I thought I wanted to change the world, but instead, I'd rather make the lives around me happier.
It is true, there have been such ideas in my head of changing things I could never have a hope of changing. What is more, that most of these ideas never really affected me directly.
When I look around and find that there are people I care for who seem to be caught in some glitch, some dark place that is taking their smiles away. Then I realise, that is the real world I want to change. The world of THEIR lives.
Many times throughout my life I had wished I knew more people. I wished I had friends. It was only in this past year of my life I realised that I didn't deserve to know more people. I couldn't even make sure that the people I called friends knew that I would be there if they ever needed anything.
If anyone would have asked if I would be there for them, without hesitation I would run to their beckoning call. But what I realised is that being there for someone doesn't mean that much if your not willing (or in my case, brave) enough to warn a friend that they are heading into trouble.

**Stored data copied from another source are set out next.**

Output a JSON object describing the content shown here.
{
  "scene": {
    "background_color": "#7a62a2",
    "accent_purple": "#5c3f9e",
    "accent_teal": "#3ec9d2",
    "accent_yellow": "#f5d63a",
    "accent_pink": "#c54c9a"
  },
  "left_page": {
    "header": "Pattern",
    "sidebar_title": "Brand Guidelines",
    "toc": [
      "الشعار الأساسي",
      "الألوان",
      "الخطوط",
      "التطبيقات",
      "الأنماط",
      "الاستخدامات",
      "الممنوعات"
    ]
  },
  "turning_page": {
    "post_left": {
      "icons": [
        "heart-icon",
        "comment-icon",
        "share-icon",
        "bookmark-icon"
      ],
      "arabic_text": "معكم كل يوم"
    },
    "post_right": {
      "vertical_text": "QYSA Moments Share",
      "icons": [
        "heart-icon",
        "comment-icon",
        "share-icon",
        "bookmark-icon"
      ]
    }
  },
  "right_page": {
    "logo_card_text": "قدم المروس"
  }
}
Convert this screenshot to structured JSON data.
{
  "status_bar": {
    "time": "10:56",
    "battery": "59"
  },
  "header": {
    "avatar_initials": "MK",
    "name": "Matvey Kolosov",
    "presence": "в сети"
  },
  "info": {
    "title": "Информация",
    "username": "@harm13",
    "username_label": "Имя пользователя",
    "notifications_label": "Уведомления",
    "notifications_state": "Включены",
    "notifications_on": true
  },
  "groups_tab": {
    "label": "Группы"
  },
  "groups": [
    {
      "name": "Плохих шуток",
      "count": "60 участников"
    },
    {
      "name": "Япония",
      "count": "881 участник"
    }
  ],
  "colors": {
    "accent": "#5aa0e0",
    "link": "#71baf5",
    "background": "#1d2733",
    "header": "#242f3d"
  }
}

It is easy to point fingers, and tell yourself that you care, but sometimes caring and warning can take away what we thought was the 'closeness' we had with some one. Sometimes warning someone out of love causes you to loose them. Because no one wants to be told that where they are heading will lead to pain, no one wants to hear that they are wrong.
Too often in life we turn on those who have been brave enough to warn us. Too often we loose the people who care for us the most. Is it ever too late to find that caring soul? Is it ever too late to forgive??